Катя терлась низом своего живота о его и, несмотря на легкое похмелье и некоторую ночную скованность, Павел опять почувствовал прилив крови у себя под трусами.
– Сколько времени, ты сказала?
– Мы успеем, успеем, – зашептала Катя исступленно.
“Семь, – тупо прикинул Павел. – Подняться в реанимацию, обзвонить этажи, умыться, побриться. На кухню не пойду, кто-то пробу все равно снимет. Дневники тяжелым запишу потом, после рапорта”.
Он глубоко вздохнул и позволил Кате опуститься на колени и стянуть с него брюки и трусы. Голова закружилась сильнее, но уже не с похмелья, когда золотистое облако с дынным ароматом ворвалось в кабинет вместе с утренними солнечными лучами и заволокло все предметы. А когда, благодаря трудолюбивым пальцам, жадным губам и откровенному языку, буквально через несколько секунд кровенаполнение его члена завершилось и он приобрел надлежащую и нестыдную прочность, сотни искорок вспыхнули, как одна, и дождь, обильный, как из выжатой губки и такой же золотистый и сладкий, оросил их обоих.
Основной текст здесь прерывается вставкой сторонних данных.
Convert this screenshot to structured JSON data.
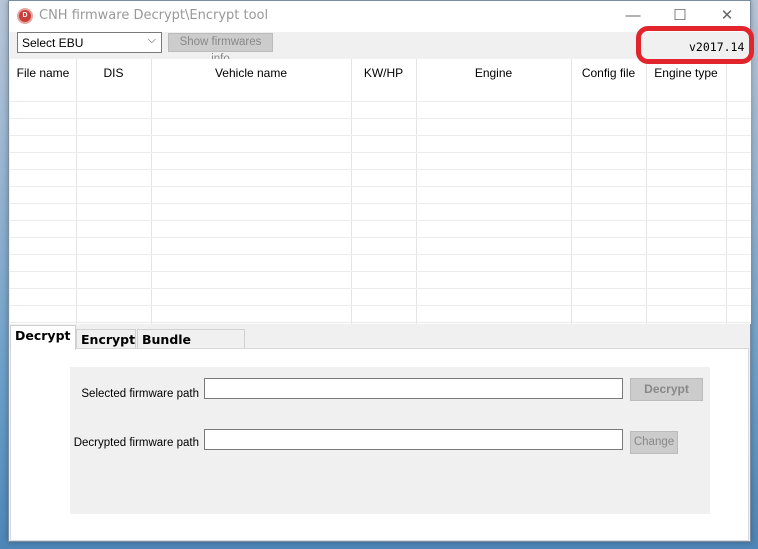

Начинался новый рабочий день.
Его ждали дела, поважнее и помельче: операции, консультации, “истории”6
, кофе, родственники больных, кофе, коньяк, перевязки, коньяк, опять кофе… Все эти мелкие события, что цепляются друг за друга, плавно переходя, а иногда – переползая, сливаясь и преобразуясь одно в другое и составляют то плавное течение жизни, что движется всегда вперед, а вспять – никогда. Но сегодня, надеялся он, все будет происходить без беготни, без мучительных раздумий, без срывов и стрессов. Без напряжения.